Baclofen and midazolam alter c-fos induction by peripheral noxious or innocuous stimulation in the spinal cord of normal and monoarthritic rats.

In order to further clarify the role of gamma-aminobutyric acid (GABA) receptors in spinal sensory processing we have studied the effects of baclofen, a GABA(B) agonist, and midazolam, a benzodiazepine agonist, on the activation of spinal neurones by peripheral innocuous or noxious stimulation, in normal or monoarthritic rats, as signalled by the induction of the proto-oncogene c-fos. Baclofen (10 mg/kg, i.v.) caused a significant reduction in the number of Fos-positive neurones following noxious stimulation of both normal and monoarthritic animals, which was prevented by the GABA(B) antagonist CGP 35348 (200 mg/kg, i.v.). The latter caused an increase of c-fos expression in normal animals subject to noxious stimulation, suggesting an endogenous tonic activation of GABA(B) receptors. This effect was not observed in monoarthritic animals. Baclofen also reduced the number of Fos-positive neurones in monoarthritic animals subject to innocuous stimulation. Midazolam (5 mg/kg, i.v.) had no effect in normal animals, but caused an increase in c-fos expression induced by noxious stimulation in monoarthritic animals.

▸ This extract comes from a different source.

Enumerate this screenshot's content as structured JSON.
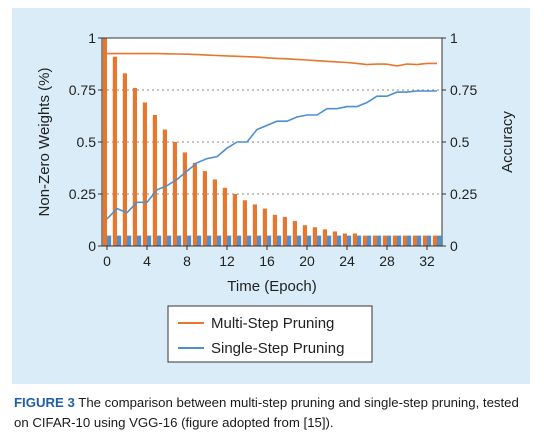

Flumazenil (1 mg/kg, i.v.), a benzodiazepine antagonist, prevented the effect of midazolam, and if given alone evoked a decrease in Fos-positive neurones. It can be concluded that although GABA(B) receptors modulate sensory input at the spinal level, high doses of systemic baclofen are required to inhibit nociceptive-induced c-fos expression. The paradoxical facilitation of c-fos expression by midazolam in monoarthritic animals, may be due to the reported increase in spinal GABA levels found in those animals.